The MAGA fracture. If the populist right turns against this war in earnest, Trump loses his political shield. The Senate vote was 47-53 today. How does it look after a week of body bags?
Iran's asymmetric pivot. The missiles are running out. The conventional war is lost. What comes next — sleeper cells, proxy escalation, a Hail Mary at a nuclear site — could be far more dangerous than anything we've seen so far.
Day Five
Day One: the leader died.
Day Two: the children died.
Day Three: the war escaped its borders.
Day Four: the embassies burned.
Day Five: the numbers closed in.
1,000+ dead in Iran. 6 American soldiers killed. 87 sailors at the bottom of the Indian Ocean. An 86% reduction in the ability to fight back. A 47-53 vote to keep fighting. And a defense secretary who says this is just the beginning.

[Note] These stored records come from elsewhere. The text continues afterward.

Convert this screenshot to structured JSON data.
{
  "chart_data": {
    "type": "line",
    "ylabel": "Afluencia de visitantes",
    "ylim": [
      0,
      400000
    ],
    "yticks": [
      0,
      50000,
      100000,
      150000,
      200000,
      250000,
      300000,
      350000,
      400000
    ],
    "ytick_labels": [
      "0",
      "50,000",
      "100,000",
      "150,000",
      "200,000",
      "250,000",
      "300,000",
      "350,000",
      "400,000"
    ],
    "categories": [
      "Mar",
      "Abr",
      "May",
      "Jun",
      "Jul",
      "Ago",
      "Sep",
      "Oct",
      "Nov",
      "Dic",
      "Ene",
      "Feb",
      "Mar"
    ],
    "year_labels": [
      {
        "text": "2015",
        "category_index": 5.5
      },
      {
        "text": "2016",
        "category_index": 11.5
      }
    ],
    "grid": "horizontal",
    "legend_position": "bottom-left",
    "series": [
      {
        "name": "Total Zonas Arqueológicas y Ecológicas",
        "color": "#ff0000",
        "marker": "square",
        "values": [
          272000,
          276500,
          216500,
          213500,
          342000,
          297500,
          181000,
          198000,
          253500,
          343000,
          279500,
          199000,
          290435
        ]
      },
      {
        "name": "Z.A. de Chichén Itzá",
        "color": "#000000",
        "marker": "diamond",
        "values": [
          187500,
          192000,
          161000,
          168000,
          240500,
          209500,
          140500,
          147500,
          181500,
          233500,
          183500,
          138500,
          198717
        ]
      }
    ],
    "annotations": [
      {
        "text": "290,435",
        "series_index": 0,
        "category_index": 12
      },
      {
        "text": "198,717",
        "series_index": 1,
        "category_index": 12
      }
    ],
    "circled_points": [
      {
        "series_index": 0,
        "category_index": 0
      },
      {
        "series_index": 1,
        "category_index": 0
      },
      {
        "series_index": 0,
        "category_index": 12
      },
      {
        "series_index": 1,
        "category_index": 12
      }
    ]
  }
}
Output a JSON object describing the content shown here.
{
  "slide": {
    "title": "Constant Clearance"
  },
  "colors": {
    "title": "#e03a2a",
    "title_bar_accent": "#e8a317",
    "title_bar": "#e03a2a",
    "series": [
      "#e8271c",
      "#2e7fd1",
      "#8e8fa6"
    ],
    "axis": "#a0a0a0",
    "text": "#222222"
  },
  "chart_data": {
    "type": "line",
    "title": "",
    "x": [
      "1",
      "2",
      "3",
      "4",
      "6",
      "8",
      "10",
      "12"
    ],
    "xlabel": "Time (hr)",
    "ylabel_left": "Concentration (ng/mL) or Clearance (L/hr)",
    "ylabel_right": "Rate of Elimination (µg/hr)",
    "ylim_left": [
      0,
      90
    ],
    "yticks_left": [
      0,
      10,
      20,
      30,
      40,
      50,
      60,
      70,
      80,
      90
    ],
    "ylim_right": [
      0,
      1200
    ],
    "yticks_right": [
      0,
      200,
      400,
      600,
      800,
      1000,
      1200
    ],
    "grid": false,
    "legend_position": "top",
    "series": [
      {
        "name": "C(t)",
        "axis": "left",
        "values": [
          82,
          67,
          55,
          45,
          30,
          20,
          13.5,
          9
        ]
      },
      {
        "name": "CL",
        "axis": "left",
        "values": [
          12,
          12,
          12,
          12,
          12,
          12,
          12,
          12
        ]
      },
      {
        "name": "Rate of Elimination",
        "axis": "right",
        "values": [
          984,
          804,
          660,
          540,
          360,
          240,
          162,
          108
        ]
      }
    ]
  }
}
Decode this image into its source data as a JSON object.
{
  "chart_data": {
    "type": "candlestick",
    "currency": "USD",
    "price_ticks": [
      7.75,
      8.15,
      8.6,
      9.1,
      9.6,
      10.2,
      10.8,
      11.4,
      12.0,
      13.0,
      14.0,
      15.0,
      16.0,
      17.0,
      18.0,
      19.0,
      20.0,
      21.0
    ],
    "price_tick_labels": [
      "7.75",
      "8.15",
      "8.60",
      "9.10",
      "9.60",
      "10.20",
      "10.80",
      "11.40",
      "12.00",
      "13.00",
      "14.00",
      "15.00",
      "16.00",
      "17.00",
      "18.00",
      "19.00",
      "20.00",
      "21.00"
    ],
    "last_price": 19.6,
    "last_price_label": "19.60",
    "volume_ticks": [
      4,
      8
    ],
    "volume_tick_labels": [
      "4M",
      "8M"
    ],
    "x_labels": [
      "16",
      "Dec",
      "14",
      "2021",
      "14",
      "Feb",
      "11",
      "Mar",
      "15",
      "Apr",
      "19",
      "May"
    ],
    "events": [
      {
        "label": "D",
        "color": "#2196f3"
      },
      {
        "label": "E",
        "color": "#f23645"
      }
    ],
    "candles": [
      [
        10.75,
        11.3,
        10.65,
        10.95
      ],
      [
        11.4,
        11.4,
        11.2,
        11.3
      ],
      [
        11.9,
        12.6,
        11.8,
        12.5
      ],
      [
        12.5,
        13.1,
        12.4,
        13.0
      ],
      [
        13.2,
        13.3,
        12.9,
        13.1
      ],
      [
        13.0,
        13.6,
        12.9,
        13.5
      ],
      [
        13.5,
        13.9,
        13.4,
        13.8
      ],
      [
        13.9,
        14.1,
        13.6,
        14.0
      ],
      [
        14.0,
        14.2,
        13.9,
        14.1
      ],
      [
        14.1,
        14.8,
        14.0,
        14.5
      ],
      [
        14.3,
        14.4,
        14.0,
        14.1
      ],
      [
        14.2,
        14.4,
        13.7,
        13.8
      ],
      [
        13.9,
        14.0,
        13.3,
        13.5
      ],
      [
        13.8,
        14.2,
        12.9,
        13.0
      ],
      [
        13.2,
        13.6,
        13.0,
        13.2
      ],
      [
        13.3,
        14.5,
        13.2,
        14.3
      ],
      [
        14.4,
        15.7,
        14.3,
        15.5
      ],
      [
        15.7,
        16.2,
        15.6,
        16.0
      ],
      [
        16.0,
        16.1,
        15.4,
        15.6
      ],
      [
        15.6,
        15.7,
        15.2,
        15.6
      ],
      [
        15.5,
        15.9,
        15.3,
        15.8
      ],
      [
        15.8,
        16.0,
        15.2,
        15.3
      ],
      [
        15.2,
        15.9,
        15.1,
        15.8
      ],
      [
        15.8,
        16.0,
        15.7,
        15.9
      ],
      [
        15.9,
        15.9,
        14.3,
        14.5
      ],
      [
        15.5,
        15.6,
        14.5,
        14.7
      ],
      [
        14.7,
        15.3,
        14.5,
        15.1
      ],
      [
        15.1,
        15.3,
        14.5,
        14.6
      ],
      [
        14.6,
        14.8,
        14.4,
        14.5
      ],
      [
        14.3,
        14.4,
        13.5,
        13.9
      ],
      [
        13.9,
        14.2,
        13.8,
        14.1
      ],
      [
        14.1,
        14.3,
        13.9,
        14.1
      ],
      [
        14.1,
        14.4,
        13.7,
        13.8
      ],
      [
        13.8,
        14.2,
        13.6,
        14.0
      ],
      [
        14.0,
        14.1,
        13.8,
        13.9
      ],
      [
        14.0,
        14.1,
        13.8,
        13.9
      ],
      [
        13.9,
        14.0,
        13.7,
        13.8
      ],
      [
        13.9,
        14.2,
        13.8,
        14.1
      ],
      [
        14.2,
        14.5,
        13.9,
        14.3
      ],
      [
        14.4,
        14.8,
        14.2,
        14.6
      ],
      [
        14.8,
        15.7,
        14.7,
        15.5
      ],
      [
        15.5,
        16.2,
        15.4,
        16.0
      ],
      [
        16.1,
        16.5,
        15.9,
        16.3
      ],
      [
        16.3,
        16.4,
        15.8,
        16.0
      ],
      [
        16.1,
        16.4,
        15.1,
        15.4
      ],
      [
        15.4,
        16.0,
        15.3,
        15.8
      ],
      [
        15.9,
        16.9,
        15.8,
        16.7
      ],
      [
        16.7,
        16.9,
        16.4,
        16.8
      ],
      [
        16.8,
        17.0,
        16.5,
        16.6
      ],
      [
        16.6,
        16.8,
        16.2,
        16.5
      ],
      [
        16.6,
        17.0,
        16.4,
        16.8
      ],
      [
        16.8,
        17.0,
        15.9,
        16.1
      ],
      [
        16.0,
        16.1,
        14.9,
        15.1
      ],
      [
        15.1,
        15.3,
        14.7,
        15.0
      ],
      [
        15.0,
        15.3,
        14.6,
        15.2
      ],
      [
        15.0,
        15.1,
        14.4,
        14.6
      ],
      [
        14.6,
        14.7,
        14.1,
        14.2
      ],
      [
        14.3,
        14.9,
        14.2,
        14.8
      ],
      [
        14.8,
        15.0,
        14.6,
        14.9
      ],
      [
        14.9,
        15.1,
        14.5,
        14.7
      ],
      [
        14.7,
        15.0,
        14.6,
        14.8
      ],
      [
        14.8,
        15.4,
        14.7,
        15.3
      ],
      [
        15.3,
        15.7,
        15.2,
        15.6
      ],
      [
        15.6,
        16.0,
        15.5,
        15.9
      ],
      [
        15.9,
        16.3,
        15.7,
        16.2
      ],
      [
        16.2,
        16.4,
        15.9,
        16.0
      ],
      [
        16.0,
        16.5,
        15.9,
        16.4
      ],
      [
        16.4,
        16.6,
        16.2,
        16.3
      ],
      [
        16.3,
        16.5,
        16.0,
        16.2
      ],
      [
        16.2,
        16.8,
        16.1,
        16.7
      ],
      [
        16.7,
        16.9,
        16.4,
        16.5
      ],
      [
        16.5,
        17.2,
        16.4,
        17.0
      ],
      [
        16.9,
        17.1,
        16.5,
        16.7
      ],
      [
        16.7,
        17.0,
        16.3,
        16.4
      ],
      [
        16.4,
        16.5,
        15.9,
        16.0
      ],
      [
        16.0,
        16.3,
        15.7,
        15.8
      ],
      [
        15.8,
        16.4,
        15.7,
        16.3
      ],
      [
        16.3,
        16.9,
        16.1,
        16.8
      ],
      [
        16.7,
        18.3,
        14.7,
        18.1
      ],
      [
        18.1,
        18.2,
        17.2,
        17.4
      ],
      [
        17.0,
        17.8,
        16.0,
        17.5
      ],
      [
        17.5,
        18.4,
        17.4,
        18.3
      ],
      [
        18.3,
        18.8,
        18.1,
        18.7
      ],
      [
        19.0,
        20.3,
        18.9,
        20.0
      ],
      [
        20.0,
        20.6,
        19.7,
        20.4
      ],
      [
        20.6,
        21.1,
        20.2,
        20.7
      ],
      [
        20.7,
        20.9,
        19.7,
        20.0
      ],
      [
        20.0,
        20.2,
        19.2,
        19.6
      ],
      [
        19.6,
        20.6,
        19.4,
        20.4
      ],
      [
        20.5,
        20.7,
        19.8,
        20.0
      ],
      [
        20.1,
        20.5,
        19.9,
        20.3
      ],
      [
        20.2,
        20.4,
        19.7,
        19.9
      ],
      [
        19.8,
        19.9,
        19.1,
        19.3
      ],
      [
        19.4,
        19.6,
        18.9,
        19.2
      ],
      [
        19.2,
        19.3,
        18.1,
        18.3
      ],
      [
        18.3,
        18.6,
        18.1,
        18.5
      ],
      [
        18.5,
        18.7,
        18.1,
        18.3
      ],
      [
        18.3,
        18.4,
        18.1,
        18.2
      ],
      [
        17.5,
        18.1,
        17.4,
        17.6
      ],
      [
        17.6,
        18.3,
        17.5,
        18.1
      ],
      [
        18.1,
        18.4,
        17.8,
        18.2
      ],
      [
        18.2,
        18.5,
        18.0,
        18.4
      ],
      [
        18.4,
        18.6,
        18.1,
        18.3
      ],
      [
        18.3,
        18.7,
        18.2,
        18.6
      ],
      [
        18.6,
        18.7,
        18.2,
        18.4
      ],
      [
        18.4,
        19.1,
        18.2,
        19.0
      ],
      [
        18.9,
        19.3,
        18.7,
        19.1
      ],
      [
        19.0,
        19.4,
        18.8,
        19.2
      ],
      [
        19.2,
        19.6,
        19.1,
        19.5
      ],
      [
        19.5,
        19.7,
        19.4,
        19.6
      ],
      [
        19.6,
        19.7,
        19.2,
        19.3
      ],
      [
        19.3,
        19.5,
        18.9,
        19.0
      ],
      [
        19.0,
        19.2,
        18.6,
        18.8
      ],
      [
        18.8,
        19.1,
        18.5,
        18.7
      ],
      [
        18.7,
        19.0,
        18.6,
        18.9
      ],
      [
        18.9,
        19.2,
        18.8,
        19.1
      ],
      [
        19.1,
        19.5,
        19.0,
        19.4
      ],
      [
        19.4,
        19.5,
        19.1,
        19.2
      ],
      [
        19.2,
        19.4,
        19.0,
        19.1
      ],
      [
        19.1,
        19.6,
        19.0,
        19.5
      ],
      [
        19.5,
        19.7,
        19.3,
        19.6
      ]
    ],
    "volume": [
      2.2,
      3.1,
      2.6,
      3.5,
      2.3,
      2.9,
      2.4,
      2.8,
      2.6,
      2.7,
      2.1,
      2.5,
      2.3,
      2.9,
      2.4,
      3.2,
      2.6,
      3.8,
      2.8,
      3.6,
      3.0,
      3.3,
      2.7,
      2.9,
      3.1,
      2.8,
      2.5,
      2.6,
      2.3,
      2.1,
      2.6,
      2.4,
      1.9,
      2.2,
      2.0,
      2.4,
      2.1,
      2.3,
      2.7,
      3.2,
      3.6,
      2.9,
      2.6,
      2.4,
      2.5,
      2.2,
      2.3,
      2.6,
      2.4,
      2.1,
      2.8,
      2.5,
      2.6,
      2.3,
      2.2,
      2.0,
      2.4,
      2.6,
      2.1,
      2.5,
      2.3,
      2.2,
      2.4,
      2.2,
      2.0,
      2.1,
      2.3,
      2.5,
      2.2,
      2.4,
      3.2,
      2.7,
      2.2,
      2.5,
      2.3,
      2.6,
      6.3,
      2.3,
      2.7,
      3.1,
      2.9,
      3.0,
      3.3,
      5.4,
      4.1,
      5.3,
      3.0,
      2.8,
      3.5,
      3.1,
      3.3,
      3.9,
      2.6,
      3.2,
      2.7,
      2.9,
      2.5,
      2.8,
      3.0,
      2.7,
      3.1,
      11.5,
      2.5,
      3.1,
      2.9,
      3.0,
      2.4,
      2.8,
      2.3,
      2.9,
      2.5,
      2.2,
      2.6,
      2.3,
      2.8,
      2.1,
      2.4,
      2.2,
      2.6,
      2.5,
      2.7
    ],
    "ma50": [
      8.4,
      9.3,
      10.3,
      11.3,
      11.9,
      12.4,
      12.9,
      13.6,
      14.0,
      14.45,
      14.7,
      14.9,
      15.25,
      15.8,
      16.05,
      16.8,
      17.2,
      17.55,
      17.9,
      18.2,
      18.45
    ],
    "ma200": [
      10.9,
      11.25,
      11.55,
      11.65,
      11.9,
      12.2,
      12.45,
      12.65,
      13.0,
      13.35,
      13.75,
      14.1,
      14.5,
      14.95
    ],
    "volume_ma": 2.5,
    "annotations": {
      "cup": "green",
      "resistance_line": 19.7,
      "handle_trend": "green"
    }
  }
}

Somewhere in Iran tonight, they're preparing to bury the Supreme Leader while the sky still burns above them. Somewhere in Washington, they're preparing talking points for why this is going to plan. Somewhere in between — in Baghdad with no power, in Kuwait with drone wreckage, in Doha where fighter jets just killed people for the first time — the rest of the Middle East is learning what it means to live in the space between two forces that have decided to destroy each other.
Day Six begins soon. The funeral starts. The missiles keep falling. And 88 million Iranians wait to find out what comes next — for their country, for their future, for whatever Iran becomes when this is over.